Adobe Released Security Patches For Photoshop Vulnerabilities
Adobe has released its latest security patches that would help fix the multiple critical vulnerabilities that have been detected in Adobe Photoshop CC 19.1.5 and earlier 19.x versions, as well as 18.1.5 and earlier 18.x versions for Windows and macOS.
The vulnerabilities that the security patches, dated August 22, 2018, seek to fix are rated critical; these two vulnerabilities- CVE-2018-12810 and CVE-2018-12811- are memory corruption vulnerabilities that could let a remote hacker execute arbitrary codes on the targeted system, in the context of the current user. Experts are of the opinion that this particular security vulnerability has arisen due to improper memory operations in the above-mentioned versions of Adobe Photoshop.
The Adobe Security Bulletin with the security patches says- “Adobe has released updates for Photoshop CC for Windows and macOS. These updates resolve critical vulnerabilities in Photoshop CC 19.1.5 and earlier 19.x versions, as well as 18.1.5 and earlier 18.x versions.

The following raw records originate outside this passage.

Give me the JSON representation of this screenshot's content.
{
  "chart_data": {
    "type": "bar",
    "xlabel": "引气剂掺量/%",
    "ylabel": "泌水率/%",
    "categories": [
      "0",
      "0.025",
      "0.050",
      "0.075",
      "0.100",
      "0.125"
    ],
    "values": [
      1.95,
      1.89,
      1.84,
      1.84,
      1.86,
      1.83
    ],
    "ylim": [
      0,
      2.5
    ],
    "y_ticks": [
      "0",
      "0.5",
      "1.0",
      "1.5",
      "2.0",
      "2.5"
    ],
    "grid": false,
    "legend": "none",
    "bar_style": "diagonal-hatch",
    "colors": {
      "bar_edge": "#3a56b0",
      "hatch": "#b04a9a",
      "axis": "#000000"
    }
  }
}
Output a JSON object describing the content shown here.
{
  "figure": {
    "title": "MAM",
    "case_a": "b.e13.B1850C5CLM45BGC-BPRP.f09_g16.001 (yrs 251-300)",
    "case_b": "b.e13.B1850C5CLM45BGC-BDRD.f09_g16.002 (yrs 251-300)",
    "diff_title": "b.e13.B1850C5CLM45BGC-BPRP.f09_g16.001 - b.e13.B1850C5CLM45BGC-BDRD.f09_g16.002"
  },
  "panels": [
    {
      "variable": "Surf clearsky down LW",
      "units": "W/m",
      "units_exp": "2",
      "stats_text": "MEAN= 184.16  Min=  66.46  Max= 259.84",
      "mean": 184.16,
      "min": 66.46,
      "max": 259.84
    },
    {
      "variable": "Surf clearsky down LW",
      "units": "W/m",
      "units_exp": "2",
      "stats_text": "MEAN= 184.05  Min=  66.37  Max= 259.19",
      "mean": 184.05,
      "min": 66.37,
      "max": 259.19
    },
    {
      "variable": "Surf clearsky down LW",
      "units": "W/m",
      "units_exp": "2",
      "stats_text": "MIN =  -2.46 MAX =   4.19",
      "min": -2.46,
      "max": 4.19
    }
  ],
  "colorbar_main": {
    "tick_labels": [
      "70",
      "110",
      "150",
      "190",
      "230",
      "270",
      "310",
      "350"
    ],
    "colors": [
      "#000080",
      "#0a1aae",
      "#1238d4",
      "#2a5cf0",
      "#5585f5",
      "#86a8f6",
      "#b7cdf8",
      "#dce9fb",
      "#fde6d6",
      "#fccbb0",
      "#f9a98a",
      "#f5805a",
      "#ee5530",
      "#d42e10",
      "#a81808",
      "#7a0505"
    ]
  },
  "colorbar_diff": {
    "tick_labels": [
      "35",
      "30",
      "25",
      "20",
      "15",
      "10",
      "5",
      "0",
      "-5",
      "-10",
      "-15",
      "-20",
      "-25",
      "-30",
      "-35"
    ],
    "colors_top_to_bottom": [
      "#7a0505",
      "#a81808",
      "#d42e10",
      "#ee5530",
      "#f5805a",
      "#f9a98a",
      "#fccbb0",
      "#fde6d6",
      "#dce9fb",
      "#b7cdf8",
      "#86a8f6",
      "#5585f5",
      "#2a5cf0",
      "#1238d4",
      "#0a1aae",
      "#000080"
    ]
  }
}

Successful exploitation could lead to arbitrary code execution in the context of the current user.”
Though the two vulnerabilities are classified “critical” as per Adobe severity rating standards (a “critical” vulnerability is one that would allow malicious native-code to execute, potentially without the user being aware), the priority rating that’s given is ‘3’, the kind of rating that is given to vulnerabilities in a product that has historically not been a target for hackers and hence comes with recommendation of update installation by administrators at their discretion.
The Adobe Security Bulletin explains the solution, saying, “Adobe recommends users update their software installations via each application’s update mechanism by launching each application, navigating to the Help menu, and clicking “Updates.””
The two critical security vulnerabilities were spotted and reported by Kushal Arvind Shah of Fortinet’s FortiGuard Labs.
With its Patch Tuesday updates for August 2018, released earlier this month, Adobe had addressed some other vulnerabilities in Adobe products. SecurityWeek reports- “Earlier this month, Adobe addressed nearly a dozen vulnerabilities in Flash Player, the Creative Cloud Desktop Application, Experience Manager, and Acrobat and Reader with the company’s Patch Tuesday updates for August 2018. None of the flaws have been exploited in the wild…It’s unclear why the Photoshop CC updates were not included in the Patch Tuesday updates.”
The report further adds- “Last month, researchers claimed they had found a potentially serious security issue in Adobe’s internal systems, but the company downplayed the impact of the vulnerability saying it was only an XSS flaw.”